Planes affiche dès les premières secondes de son générique d’ouverture, et fièrement, sa filiation avec Cars - Quatre Roues qui a décidément un parcours atypique dans le catalogue de The Walt Disney Company. Malgré sa grande qualité, les critiques du monde entier se sont, en effet, montrées, à l'époque de sa sortie, plus que réservées à son égard tandis que le public, en dehors des Etats-Unis, l'a carrément boudé. La France, par exemple, l'a accueilli froidement lui offrant le rang peu glorieux de premier flop au box-office d'un film pixarien. Commençant sa carrière sous de mauvais auspices, il se rattrape toutefois par la suite. Déjà, Ratatouille ou WALL•E ont fait pire que lui sur le sol américain au regard de leurs recettes en salles. Ensuite, il remporte, auprès des critiques étrangères de Los Angeles, le prestigieux Golden Globe du meilleur film d'animation. Enfin, son édition DVD s'arrache en 2006 décrochant le titre de meilleure vente de l'année pour un long-métrage animé. Et que dire du marchandisage autour de Cars - Quatre Roues ! Flash McQueen et ses amis de Radiator Spring sont, en deux temps, trois mouvements, devenus l'une des franchises les plus rentables des studios Disney. Aucun secteur (jouets, livres, jeux vidéos, habillement, accessoires...) n'échappe à l'engouement qu'ils suscitent, générant au passage des milliards de dollars de recettes pour l'Oncle Picsou.

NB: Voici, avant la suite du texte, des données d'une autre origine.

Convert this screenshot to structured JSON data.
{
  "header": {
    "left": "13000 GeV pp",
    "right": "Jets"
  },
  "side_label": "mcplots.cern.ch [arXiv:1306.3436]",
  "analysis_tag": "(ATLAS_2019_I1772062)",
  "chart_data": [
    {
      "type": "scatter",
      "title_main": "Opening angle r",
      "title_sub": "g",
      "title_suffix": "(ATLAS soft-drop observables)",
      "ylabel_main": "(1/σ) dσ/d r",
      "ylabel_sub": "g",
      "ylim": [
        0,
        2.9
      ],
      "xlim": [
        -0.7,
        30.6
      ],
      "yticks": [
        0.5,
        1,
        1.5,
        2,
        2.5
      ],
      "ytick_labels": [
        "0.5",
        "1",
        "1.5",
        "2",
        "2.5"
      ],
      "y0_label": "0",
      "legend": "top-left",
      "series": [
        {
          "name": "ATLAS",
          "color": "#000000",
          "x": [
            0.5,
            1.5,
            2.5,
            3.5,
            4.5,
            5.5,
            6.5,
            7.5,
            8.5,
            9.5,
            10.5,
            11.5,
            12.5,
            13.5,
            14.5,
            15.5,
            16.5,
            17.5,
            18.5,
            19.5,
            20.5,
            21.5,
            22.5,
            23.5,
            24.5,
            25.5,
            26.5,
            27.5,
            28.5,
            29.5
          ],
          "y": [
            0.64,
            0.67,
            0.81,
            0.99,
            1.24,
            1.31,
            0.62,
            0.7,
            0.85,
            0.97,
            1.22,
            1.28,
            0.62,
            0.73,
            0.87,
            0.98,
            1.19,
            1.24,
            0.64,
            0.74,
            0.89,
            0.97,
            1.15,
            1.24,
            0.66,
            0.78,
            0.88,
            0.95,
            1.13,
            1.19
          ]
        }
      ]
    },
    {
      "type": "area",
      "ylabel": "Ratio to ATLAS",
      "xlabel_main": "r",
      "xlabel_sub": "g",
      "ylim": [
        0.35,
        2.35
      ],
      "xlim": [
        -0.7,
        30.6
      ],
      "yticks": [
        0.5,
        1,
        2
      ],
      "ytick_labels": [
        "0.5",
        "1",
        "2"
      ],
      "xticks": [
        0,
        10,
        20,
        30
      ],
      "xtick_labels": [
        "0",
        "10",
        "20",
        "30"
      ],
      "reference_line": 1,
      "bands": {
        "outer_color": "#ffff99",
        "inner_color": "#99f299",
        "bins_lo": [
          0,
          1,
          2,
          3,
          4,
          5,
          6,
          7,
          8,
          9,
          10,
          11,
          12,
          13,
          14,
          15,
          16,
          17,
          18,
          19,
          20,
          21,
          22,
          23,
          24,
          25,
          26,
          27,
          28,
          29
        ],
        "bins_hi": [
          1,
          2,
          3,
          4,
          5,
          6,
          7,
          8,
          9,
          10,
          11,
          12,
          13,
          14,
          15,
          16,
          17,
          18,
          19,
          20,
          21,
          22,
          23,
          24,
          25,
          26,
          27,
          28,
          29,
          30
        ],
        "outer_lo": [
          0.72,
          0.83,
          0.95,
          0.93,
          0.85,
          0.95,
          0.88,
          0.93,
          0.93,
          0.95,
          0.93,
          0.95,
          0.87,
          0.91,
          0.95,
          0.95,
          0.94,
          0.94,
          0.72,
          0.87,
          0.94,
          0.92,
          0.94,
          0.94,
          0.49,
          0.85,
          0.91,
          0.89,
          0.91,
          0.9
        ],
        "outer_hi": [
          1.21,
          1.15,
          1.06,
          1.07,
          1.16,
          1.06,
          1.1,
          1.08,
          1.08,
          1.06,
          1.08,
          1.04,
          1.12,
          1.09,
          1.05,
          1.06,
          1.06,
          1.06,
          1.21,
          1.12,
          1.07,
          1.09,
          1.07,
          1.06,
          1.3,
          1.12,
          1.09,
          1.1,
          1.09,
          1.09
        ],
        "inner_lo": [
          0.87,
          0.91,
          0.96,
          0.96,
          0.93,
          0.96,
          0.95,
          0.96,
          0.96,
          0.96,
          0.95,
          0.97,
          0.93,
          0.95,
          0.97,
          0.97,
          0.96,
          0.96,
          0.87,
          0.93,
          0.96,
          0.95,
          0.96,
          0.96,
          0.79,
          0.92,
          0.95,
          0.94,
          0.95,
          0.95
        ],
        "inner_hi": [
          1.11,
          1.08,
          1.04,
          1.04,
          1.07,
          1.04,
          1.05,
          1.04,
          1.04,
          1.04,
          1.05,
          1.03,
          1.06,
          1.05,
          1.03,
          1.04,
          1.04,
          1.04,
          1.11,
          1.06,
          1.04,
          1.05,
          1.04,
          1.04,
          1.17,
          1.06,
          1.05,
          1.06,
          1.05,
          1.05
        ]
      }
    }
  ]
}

Face à cette déferlante à retardement, The Walt Disney Company ne pouvait rester inerte. L'occasion est, en effet, trop belle pour elle qui s'efforce, par exemple avec La Fée Clochette de créer le même phénomène. Et quoi de mieux pour soutenir les ventes que de maintenir les personnages sur le devant de la scène. La synergie du groupe Disney se met alors en marche. Déjà, la division des parcs à thèmes fait son œuvre. Outre la présence des personnages dans les différents resorts du monde entier, des attractions dédiées à Cars - Quatre Roues sont lancées. Le Parc Walt Disney Studios à Paris inaugurent en 2008 une attraction à destination des plus jeunes, Cars - Quatre Roues Rallye tandis que Disney California Adventure à Anaheim ouvre en 2012 un land entièrement dédié au film de John Lasseter regroupant pas moins de trois nouvelles attractions dont une E.Ticket. Ensuite, la division cinéma prend le relai et prépare pour le 24 juin 2011 une suite du film de référence pour les salles obscures, Cars 2.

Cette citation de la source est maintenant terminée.